El Licenciado Fidel Tolaba, reconocido académico y promotor cultural de La Quiaca, ofreció su perspectiva sobre la próxima “Bajada de los Diablos”, un evento esperado con entusiasmo en el mirador de la ciudad este sábado. Tolaba destacó la importancia de este tipo de manifestaciones culturales como una oportunidad para revalorizar la identidad quiaqueña y proyectarla hacia el mundo.
Un Carnaval diverso y único
Según Tolaba, el Carnaval de La Quiaca se distingue por ser un mosaico cultural único en la provincia. “A lo largo de Jujuy, nuestro Carnaval es tal vez el único que integra una diversidad tan amplia de manifestaciones culturales. Tenemos desde la danza tradicional de comparsas como Unión Belgrano y Sarmiento, hasta las expresiones rurales con los chipas y la comparsa Flor de Aba”, explicó.
Además, resaltó la riqueza de las influencias culturales que convergen en esta celebración: “Podemos ver desde la alegría de las murgas, con reminiscencias del Carnaval de Venecia, hasta la fuerza de las danzas del sur de Bolivia y las expresiones chapacas y chaqueñas. Esta amplitud nos invita a disfrutar de un espectáculo sin igual”, afirmó.
La llegada de los Diablos de Uquía: una oportunidad histórica
La participación de los famosos Diablos de Uquía en este evento es vista por Tolaba como una oportunidad invaluable para visibilizar el Carnaval quiaqueño. “Los Diablos de Uquía son conocidos a nivel mundial, y su presencia en La Quiaca abre una ventana para que nuestras comparsas se den a conocer. Es una ocasión para que nuestro Carnaval tome relevancia y destaque su valor cultural”, señaló.
Tolaba enfatizó que esta colaboración no debe ser vista como una competencia, sino como una muestra de integración cultural que fortalece las tradiciones locales. “La presencia de los diablos es una posibilidad de mostrar al mundo nuestra riqueza cultural y construir juntos un relato que resalte nuestra identidad compartida entre la Quebrada y la Puna”, agregó.
El Carnaval como un espacio para todos
Para el Licenciado, el Carnaval de La Quiaca ofrece algo para todos los gustos. “Aquel que quiera bailar y disfrutar puede hacerlo, y quien prefiera simplemente observar un espectáculo, también tiene espacio en el corso.
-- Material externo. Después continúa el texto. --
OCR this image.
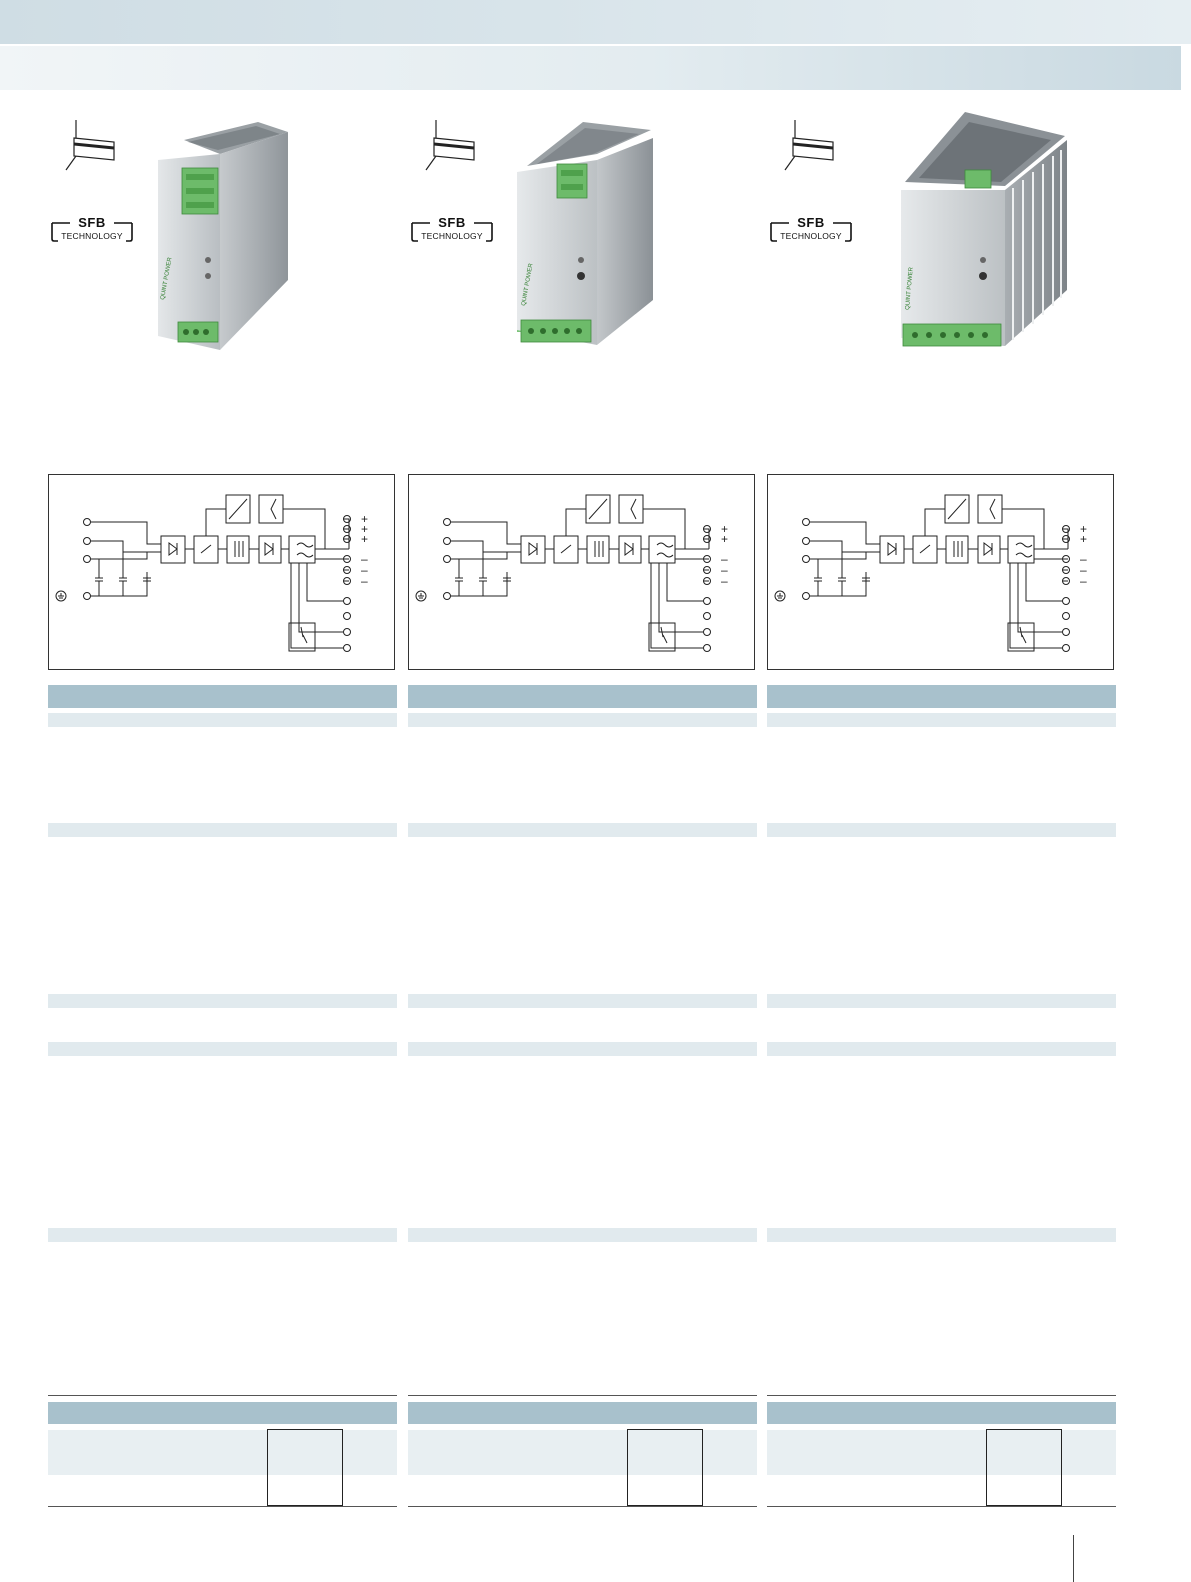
SFB
TECHNOLOGY
QUINT POWER
+
+
+
–
–
–
SFB
TECHNOLOGY
QUINT POWER
+
+
–
–
–
SFB
TECHNOLOGY
QUINT POWER
+
+
–
–
–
Esta flexibilidad es una de las grandes virtudes de nuestras comparsas, que invitan a participar a todos, sin importar cómo deseen vivir esta fiesta”, expresó.
Tolaba también destacó la figura del diablo como un símbolo central en estas celebraciones. “El diablo malcoqueño, con raíces en Bolivia y adaptado a nuestras tradiciones, no es una figura de temor, sino de alegría y cosecha. Representa la celebración de la vida, la fertilidad y la diversión, un legado que debemos proteger y promover”, explicó.

La Quiaca: crisol de culturas
El académico recordó que La Quiaca ha sido históricamente un punto de encuentro de diversas culturas. “Nuestra ciudad ha sido un crisol de razas y tradiciones, con influencias que van desde las comunidades locales hasta el sur de Bolivia y otras regiones. Esa diversidad debe ser celebrada y fortalecida, porque es nuestra mayor riqueza”, aseguró.
Tolaba sugirió que la experiencia de festivales como el de las colectividades en Córdoba podría inspirar a La Quiaca a organizar eventos que resalten esta pluralidad cultural. “Podríamos construir festivales que unan a las distintas colectividades que habitan aquí, fortaleciendo nuestra convivencia en diversidad”, propuso.
Un llamado a valorar lo propio
En su mensaje final, Tolaba hizo un llamado a la comunidad quiaqueña para que se apropie de sus tradiciones y las proyecte hacia el futuro. “El Carnaval de La Quiaca es una expresión única que pertenece a nuestra gente. Debemos valorarlo, protegerlo y compartirlo con el mundo. La llegada de los Diablos de Uquía es solo el inicio de una mayor visibilización de nuestra cultura”, concluyó.
Este sábado, el mirador de La Quiaca será el escenario de una celebración que promete no solo ser un espectáculo visual, sino también un punto de unión y reflexión sobre el valor de las tradiciones culturales en una comunidad rica y diversa.